まるで、こちらの班だけを切り離す意図でもあるみたいに、異常が噛み合いすぎていた。
「――久城」
理央が低く呼ぶ。
「これ、どうなってるかわかるか?」
「知らねぇ」
「……だよな、すまん」
「ただ、事故じゃない可能性が高い」
「は?」
俺の言葉を聞いて理央は驚いた。
理央だけじゃない。
花宮も透花も、息を呑んだのが分かった。
「意図的ってこと?」
花宮がかすれた声で言う。
「断定はしないが……だが自然じゃない」
「自然じゃないって……」
透花の声が震える。
向こう側からまだ教師の声がした。
「四班、応答しろ!」
「こっちです!」
もう一度、今度は理央が叫ぶ。
だが、その声に返ってきたのはひどく不明瞭な雑音だった。
花宮が端末を見て顔をこわばらせる。
「通信、切れかけてる」
「ビーコンは」
「まだ反応ある。でも位置同期が……何これ、ずれてる」
「ずれてる?」
「マップ上の表示が微妙に飛ぶ。固定できないんだよね……」
それを聞いて、リゼットの警告が正しかったと理解した。
地図情報との誤差が拡大している。
俺は一歩だけ前へ出て、崩落箇所と転移ギミックの残滓を見比べる。
退路は塞がれており、無理に戻ろうとすれば、今度は別の罠が来る可能性が高い。
「――理央」
「ああ、何だ?」
「透花と花宮を壁際へ寄せろ。中央は踏むんじゃないぞ」
「分かった」
理央は迷わず動いた。
こういう時、理央は身体が先に動く。
そのまま突っ込みすぎる欠点はあるが、今は使いやすい。
「透花」
「う、うん」
「端を見てろ。

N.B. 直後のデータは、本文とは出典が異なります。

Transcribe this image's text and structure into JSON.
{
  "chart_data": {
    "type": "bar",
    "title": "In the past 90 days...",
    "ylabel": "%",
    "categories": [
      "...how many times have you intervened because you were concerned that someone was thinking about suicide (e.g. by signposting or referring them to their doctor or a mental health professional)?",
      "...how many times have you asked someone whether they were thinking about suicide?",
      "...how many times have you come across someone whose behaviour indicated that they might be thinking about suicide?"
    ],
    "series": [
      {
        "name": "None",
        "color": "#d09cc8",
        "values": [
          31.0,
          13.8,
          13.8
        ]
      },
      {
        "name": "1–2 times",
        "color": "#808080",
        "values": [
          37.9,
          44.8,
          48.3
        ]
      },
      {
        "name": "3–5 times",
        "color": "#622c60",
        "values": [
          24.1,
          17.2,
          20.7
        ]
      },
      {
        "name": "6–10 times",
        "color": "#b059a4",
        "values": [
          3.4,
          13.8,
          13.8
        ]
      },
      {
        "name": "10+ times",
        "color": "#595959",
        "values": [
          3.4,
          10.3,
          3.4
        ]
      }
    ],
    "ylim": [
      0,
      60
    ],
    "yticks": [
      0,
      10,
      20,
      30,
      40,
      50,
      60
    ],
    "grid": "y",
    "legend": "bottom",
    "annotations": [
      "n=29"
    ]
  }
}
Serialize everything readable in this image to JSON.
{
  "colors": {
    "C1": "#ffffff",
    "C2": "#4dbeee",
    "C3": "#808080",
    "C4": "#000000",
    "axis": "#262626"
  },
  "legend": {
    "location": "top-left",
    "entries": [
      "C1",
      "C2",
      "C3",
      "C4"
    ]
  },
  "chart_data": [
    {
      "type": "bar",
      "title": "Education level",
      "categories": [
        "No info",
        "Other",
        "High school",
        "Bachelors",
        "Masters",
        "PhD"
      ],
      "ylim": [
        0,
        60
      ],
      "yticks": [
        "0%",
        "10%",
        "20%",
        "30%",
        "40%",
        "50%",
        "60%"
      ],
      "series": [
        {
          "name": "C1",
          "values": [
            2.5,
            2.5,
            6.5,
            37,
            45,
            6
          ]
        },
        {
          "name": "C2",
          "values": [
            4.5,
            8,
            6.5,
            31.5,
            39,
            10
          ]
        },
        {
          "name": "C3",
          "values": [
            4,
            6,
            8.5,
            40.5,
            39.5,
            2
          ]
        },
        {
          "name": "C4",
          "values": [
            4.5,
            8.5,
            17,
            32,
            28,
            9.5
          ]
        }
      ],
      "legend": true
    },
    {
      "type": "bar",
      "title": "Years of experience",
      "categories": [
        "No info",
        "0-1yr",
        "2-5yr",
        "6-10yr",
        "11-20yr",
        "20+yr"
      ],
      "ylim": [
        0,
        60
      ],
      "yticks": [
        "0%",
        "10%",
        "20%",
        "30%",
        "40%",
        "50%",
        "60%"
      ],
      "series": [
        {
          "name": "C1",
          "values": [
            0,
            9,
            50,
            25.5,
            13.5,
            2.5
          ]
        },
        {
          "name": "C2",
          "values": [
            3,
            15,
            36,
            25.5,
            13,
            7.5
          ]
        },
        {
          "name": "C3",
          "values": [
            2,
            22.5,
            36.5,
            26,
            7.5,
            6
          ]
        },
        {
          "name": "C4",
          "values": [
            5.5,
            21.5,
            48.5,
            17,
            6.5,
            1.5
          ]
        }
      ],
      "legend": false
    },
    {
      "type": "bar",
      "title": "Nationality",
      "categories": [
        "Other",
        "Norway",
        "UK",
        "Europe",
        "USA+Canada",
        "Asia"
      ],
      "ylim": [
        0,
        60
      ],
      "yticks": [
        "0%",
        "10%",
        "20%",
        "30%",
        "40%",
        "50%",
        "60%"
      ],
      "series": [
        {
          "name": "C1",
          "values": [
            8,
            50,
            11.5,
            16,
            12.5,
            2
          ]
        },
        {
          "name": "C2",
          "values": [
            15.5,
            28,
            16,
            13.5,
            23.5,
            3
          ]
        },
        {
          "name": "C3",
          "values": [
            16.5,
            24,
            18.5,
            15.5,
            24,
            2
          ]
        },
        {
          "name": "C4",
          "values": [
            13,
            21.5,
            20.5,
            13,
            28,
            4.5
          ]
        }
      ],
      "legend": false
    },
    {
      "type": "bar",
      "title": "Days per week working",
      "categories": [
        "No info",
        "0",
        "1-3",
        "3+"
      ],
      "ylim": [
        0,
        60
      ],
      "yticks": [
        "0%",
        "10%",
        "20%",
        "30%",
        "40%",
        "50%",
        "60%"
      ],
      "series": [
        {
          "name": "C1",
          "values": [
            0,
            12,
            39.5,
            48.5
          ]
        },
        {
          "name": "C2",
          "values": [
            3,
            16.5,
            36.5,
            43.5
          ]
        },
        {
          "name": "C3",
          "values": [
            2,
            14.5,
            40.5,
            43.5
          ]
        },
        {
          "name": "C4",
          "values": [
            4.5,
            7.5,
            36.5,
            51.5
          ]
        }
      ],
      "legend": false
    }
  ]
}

足元じゃない、壁と天井を見ているんだ、いいな?」
「……分かった、あ、あと、久城くん」
「なんだ?」
「助けてくれてありがとう……」
「……気にするな」
透花にもしも何かがあれば、”乃亜”がきっと悲しむと思っての行動だ。
別に気にしないでほしいと思いながら、透花から離れた。
「花宮、端末は?」
「うーんとね……最低限のログは取れてる。でも先生側の反応が不安定」
「切れる前に位置情報だけ送り続けてくれ」
「やってる!」
声が上ずっている。
だが花宮もまだ保っている感じだ。
怖がりながらでも、手を止めないのは偉い。
三人とも、最低限以上には動けていた。
だからこそ余計に分かる。
今の俺の動きは、いつもの”久城乃亜”の行動と言うものじゃない。
頭数確認と退路確認。
危険箇所の切り分けと指示の順番。
こういう時に自然に出るものは誤魔化しづらい。
そんな行動をしていたからなのか、理央が低く呟く。
「……お前、本当何なんだよ」
その声には、疑いと同時に、ほんの少しの頼り方が混じっていた。
答える気はないし、答える余裕もない。
通路の奥から、また別の気配が流れてくる。
重い。濃い。浅層のものじゃない。
最悪だな、と心の底から思った。
教師との通信は切れかけている。
退路は不安定。
そして、四人だけがきれいに取り残されている。
これはもう授業にはならない。
俺は薄く息を吐いた。
「……っ」
ふと、何か嫌な気配を感じると同時に、懐かしい感じがした。
それはまるで、”あの時”の時のように。